# Lekarze > Forum psychiatryczne > Forum psychologiczne >  Jak odzyskać chłopaka?

## weronika

Ja byłam z chłopakiem 3 lata, no i się rozstalismy, w sumie to bardziej była moja inicjatywa. Dodam, że to był mój pierwszy chłopak i miałam po 3 latach wątpliwości czy to rzeczywiście jest ten jedyny  :Frown:   Przez jakiś czas byliśmy sami, ale on pierwszy sobie kogoś znalazł. Nie ukrywam, że jak się dowiedziałam o tym to mnie zabolało i chciałam do niego wrócić. Niby jest teraz wszystko OK, ale wciąż czasem o nim myślę. 
Kiedyś widzieliśmy się w sklepie i chciał się umówić na kawe, powiedział że do mnie zadzwoni. Ale nie dzwonił, a ja juz straciłam nadzieje że jeszcze kiedyś wrócimy do siebie.  W końcu znalazłam sobie chłopaka, a on jak się o tym dowiedział zaczął do mnie dzwonić i nalega na spotkania. Czy on wciąż do mnie coś czuje? Czy jest jeszcze jakaś szansa dla nas, bo nie ukrywam, że miałam myśli o rozstaniu się z teraźniejszym chłopakiem i o powrocie do byłego.

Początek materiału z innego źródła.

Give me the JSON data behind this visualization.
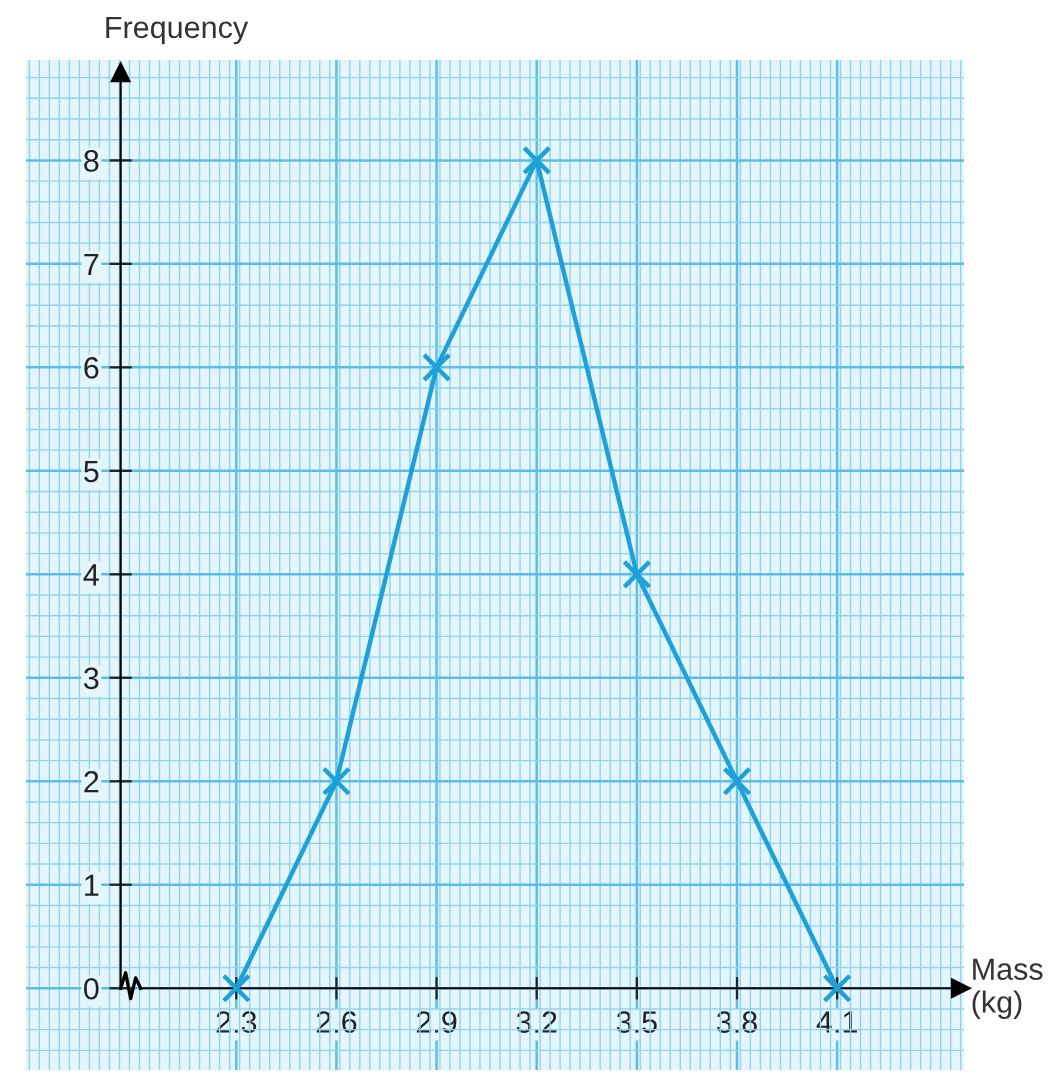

Ja go chyba nie przestałam kochać  :Frown:

----------


## Kamil

Powinnaś z nim szczerze porozmawiać. Być może jego miłość do Ciebie nigdy nie wygasła.
Teraz wiedząc, że masz innego nie może tego ścierpieć, a jego poszukiwania ukojenia w ramionach innej być może okazały się pomyłką.

----------